The third step will be to adapt the generic model to a specific language described by its places of articulation and a speaker described by anatomical points. This model can be used in conjunction with multilingual acoustic synthesis, or as input for acoustic simulations.
References
[1] Do, P., Coler, M., Dijkstra, J. and Klabbers, E. 2023. Strategies in Transfer Learning for Low-Resource Speech Synthesis: Phone Mapping, Features Input, and Source Language Selection. 12th ISCA Speech Synthesis Workshop (SSW2023) (2023), 21–26.
[2] Farnetani, E. and Recasens, D. 2010. Coarticulation and Connected Speech Processes. The Handbook of Phonetic Sciences: Second Edition. 316–352.
[3] Isaieva, K., Laprie, Y., Leclère, J., Douros, I., Felblinger, J. and Vuissoz, P.-A. 2021. Multimodal dataset of real-time 2D and static 3D MRI of healthy French speakers. Scientific Data. 8, (2021).

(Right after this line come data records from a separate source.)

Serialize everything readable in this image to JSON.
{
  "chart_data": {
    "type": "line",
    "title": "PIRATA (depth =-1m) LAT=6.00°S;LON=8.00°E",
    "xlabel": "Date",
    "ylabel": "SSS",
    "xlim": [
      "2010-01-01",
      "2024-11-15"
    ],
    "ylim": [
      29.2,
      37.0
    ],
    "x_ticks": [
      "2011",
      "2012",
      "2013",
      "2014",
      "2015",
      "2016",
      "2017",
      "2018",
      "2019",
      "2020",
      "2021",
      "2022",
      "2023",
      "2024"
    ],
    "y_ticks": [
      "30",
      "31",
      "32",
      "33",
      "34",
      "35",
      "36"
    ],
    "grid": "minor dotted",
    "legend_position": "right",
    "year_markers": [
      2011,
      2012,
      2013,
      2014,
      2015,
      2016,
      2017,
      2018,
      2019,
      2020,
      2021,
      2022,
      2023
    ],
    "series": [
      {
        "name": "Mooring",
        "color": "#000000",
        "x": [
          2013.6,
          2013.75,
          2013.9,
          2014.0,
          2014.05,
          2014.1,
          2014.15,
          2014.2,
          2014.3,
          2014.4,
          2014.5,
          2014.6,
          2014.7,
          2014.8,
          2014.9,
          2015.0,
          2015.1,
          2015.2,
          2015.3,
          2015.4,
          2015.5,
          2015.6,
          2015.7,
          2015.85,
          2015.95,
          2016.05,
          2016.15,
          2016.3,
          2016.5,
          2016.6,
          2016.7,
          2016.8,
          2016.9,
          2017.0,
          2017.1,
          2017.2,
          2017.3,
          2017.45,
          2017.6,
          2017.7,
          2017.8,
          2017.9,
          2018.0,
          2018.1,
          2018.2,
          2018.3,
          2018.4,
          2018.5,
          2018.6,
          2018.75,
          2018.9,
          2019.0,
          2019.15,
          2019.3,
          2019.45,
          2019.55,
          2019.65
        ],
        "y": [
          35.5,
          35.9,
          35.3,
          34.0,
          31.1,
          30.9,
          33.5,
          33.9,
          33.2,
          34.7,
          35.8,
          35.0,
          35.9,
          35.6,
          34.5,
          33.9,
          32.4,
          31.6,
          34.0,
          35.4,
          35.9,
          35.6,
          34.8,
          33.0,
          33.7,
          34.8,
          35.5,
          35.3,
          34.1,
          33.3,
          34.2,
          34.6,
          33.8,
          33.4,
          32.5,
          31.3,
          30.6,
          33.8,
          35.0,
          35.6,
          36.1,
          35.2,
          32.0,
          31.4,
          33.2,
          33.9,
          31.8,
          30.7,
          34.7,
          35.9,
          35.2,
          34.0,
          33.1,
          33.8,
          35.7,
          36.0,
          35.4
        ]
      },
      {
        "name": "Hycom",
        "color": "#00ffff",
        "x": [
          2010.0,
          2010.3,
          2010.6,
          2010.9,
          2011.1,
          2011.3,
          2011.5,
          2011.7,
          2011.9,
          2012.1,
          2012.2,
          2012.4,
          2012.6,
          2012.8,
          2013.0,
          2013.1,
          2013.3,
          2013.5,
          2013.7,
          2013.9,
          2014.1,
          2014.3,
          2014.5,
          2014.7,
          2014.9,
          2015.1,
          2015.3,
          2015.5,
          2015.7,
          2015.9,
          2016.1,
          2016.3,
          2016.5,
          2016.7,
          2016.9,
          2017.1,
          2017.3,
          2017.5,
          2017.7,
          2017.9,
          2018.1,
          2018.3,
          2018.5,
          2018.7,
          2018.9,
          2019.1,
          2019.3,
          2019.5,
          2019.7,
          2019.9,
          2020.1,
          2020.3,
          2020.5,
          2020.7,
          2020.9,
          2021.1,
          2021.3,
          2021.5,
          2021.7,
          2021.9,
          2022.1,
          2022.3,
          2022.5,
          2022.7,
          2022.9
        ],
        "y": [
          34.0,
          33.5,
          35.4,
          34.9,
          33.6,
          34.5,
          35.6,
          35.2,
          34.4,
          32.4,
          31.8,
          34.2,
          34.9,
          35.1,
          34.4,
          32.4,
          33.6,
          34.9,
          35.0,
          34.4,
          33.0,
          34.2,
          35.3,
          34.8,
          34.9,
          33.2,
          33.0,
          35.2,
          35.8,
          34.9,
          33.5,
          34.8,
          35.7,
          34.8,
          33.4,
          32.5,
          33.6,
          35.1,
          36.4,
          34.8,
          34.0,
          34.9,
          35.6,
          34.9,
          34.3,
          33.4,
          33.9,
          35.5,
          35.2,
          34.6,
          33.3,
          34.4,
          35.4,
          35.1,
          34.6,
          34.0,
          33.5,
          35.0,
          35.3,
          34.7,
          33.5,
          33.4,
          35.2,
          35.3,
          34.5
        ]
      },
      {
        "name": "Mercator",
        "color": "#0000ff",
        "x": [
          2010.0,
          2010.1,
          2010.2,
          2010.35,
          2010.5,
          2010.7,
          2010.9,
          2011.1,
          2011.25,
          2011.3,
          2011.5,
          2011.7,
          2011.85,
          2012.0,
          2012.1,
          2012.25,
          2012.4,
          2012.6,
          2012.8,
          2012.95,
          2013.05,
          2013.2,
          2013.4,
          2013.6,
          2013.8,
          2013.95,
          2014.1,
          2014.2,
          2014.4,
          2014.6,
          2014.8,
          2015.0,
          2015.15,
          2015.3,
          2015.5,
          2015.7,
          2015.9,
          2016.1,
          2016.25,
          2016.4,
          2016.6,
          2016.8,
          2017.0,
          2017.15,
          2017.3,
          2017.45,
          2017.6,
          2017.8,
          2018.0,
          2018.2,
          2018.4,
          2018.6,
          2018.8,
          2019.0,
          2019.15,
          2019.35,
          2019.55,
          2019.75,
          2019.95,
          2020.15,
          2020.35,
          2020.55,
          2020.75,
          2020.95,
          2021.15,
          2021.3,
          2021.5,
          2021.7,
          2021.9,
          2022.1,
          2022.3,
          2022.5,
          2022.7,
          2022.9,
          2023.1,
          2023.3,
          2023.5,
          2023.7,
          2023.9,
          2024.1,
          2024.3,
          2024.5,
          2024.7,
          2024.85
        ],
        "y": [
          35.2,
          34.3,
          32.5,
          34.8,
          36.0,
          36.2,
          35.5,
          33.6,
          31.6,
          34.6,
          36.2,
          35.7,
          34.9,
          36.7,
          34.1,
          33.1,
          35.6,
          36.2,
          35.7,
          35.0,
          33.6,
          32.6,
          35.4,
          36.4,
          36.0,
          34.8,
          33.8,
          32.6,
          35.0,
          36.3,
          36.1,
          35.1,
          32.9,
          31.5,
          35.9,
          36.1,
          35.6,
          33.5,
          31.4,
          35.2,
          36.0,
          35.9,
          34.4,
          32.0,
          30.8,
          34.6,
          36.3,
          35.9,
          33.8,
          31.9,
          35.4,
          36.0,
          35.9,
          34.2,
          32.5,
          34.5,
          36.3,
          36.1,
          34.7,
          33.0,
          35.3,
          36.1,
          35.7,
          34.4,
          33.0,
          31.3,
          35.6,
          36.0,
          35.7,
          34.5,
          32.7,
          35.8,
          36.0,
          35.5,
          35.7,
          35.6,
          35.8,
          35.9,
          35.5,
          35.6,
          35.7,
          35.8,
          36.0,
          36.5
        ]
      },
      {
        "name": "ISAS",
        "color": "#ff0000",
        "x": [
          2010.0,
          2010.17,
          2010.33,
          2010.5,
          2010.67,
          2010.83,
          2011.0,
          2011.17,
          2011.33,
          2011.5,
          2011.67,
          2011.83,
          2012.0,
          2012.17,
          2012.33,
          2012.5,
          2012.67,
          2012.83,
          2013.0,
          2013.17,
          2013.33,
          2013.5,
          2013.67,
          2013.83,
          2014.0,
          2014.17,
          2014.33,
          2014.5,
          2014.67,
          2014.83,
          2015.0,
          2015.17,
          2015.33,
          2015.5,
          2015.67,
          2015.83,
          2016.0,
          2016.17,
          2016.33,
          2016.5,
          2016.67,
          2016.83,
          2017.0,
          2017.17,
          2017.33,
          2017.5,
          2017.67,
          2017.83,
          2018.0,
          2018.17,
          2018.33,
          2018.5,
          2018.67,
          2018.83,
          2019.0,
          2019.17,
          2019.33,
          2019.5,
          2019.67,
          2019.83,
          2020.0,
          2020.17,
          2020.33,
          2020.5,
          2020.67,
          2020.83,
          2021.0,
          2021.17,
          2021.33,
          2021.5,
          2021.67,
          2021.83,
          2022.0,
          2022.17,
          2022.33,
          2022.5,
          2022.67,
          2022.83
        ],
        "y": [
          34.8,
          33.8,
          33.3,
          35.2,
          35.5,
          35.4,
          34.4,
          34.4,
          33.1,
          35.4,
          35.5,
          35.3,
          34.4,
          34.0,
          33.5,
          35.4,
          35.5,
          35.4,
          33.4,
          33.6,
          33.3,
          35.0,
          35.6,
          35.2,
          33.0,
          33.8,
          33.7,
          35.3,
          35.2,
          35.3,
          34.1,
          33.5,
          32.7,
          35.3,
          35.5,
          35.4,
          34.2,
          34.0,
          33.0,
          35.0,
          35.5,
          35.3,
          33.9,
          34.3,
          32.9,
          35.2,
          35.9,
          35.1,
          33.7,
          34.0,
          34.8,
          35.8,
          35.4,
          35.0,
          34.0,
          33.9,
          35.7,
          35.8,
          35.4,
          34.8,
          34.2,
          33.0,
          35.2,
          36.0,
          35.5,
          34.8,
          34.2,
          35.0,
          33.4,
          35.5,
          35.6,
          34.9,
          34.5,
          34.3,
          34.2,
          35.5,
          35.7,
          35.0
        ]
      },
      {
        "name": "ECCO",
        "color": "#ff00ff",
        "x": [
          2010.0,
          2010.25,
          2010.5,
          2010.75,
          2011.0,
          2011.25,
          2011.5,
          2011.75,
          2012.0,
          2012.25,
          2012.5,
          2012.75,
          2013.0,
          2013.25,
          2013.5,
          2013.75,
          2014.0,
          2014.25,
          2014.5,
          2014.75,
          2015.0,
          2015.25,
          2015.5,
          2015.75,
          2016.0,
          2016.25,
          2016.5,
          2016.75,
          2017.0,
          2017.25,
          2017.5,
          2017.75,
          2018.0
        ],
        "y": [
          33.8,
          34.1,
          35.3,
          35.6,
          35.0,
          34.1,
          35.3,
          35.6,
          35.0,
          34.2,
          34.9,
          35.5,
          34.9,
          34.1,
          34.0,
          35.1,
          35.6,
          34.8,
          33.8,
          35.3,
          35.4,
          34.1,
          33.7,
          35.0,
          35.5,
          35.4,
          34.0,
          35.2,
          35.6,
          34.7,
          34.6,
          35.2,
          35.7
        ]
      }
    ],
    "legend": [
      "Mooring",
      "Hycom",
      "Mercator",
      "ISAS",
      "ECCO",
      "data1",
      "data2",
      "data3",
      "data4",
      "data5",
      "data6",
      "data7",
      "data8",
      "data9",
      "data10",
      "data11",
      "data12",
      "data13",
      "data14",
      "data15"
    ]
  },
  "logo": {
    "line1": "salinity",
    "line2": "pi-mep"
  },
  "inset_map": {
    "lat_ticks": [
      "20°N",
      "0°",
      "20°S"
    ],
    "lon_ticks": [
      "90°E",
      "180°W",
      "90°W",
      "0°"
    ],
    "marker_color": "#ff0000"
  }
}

[4] Ribeiro, V., Isaieva, K., Leclere, J., Vuissoz, P.-A. and Laprie, Y. 2022. Automatic generation of the complete vocal tract shape from the sequence of phonemes to be articulated. Speech Communication. 141, (Apr. 2022), 1–13.
Skills
Technical skills and level required :
The applicant should have a solid background in deep learning, applied mathematics and computer sciences. Knowledge in speech and MRI processing will be also appreciated.
Languages : English
Benefits package
- Subsidized meals
- Partial reimbursement of public transport costs
- Leave: 7 weeks of annual leave + 10 extra days off due to RTT (statutory reduction in working hours) + possibility of exceptional leave (sick children, moving home, etc.)
- Possibility of teleworking (after 6 months of employment) and flexible organization of working hours
- Professional equipment available (videoconferencing, loan of computer equipment, etc.)
- Social, cultural and sports events and activities
- Access to vocational training
- Social security coverage
Remuneration
€2200 gross/month
General Information
- Theme/Domain :
Language, Speech and Audio
Scientific computing (BAP E) - Town/city : Villers lès Nancy
- Inria Center : Centre Inria de l'Université de Lorraine
- Starting date : 2025-10-01
- Duration of contract : 3 years
- Deadline to apply : 2025-03-26
Warning : you must enter your e-mail address in order to save your application to Inria. Applications must be submitted online on the Inria website. Processing of applications sent from other channels is not guaranteed.
Instruction to apply
Defence Security :
This position is likely to be situated in a restricted area (ZRR), as defined in Decree No. 2011-1425 relating to the protection of national scientific and technical potential (PPST).Authorisation to enter an area is granted by the director of the unit, following a favourable Ministerial decision, as defined in the decree of 3 July 2012 relating to the PPST. An unfavourable Ministerial decision in respect of a position situated in a ZRR would result in the cancellation of the appointment.
Recruitment Policy :
As part of its diversity policy, all Inria positions are accessible to people with disabilities.
Contacts
- Inria Team : MULTISPEECH
-
PhD Supervisor :
Laprie Yves / yves.laprie@loria.fr
About Inria
Inria is the French national research institute dedicated to digital science and technology. It employs 2,600 people. Its 200 agile project teams, generally run jointly with academic partners, include more than 3,500 scientists and engineers working to meet the challenges of digital technology, often at the interface with other disciplines. The Institute also employs numerous talents in over forty different professions. 900 research support staff contribute to the preparation and development of scientific and entrepreneurial projects that have a worldwide impact.